Bottom line, ECRI’s Weekly Leading Indicator is ‘telling us in no uncertain terms that economic growth will ease in coming months,’ but not fall into a recession, Achuthan concludes. That’s consistent with the message of the yield curve, which may explain why I’m obsessed with it.”
I agree. The international slowdown is becoming increasingly obvious. The most popular U.S. measures seem to present more of a mixed bag. And, as we pointed out late last year, something the bond market has already been sniffing out.
There is a growing risk of a negative shock caused by rising rates. We have seen some early warnings from international bond market episodes, currency crashes, and declining asset prices. However, these issues will ultimately extend contaminate the entire globe. This is a risk that is vastly under-appreciated by domestic investors currently which have become extremely complacent and overly allocated to equities.
Goldman Sachs laid out three reasons in this regard (courtesy of Zerohedge):
- First, the real rate of return available on “safe” US assets is rising, both in absolute terms and relative to non-US markets. As the rate of return on “cash” rises, the appeal of risky assets falls. The low level of real rates over most of the post-crisis period set a very low bar for risky assets. That bar is now rising, and as long as the US economy continues firing on all cylinders, the bar will continue to rise.

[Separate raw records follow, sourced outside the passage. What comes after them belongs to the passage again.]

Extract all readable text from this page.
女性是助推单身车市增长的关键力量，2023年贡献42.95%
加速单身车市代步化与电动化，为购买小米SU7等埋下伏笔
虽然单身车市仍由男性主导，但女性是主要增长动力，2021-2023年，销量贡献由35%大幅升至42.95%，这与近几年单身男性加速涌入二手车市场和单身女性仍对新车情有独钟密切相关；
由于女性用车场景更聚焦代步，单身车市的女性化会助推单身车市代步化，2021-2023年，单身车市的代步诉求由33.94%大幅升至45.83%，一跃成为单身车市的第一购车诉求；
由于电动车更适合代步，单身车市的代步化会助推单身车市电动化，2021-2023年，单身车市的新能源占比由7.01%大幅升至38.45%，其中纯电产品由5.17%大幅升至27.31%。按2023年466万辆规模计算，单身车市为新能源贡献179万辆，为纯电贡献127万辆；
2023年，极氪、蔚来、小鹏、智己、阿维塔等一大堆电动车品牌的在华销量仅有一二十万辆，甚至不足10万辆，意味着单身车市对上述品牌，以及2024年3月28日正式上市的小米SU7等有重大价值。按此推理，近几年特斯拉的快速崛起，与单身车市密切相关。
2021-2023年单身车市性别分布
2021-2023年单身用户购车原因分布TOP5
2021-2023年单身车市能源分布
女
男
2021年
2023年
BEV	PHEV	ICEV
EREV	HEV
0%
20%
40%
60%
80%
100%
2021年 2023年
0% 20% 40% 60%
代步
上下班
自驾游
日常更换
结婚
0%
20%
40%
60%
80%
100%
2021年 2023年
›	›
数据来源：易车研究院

- Second, the equity risk premium (ERP), credit risk premium (CRP), and bond risk premium (BRP) – have been compressing over the course of this expansion. While the compression of risk premia shown in this exhibit is typical over the course of most business cycle expansions, “but in this cycle, our measures of ERP and BRP, in particular, appear to have fallen to unusually low levels.”
- Third, risk itself is rising as the risk of macro imbalances (most visibly in labor markets) creeps steadily higher. Thus, the low-risk premia available on most risky assets is steadily becoming even less appealing as the cycle ages.
The era of growth fueled by macroeconomic stimulus, with no apparent adverse side effects such as high inflation, appears to be drawing to an end. In the absence of deep-rooted reforms to improve productivity, the growth spurts in both emerging and major international economies is coming to an end.
With surging deficits in the U.S., mounting public debt, and unfavorable demographics, not to mention rising external debt levels of some emerging market economies, these risk factors reduce policy space for responding to exogenous macroeconomic shocks.
There are a multitude of risks on the horizon, from geopolitical, to fiscal, to economic which could easily derail growth if policymakers continue to count on the current momentum continuing indefinitely. The dependency on liquidity, interventions, and debt has displaced fiscal policy that could support longer-term economic resilience.
This doesn’t mean the markets will “mean revert” tomorrow, but it does suggest that there is a rising risk of disappointment for economic growth, and ultimately earnings, in the future.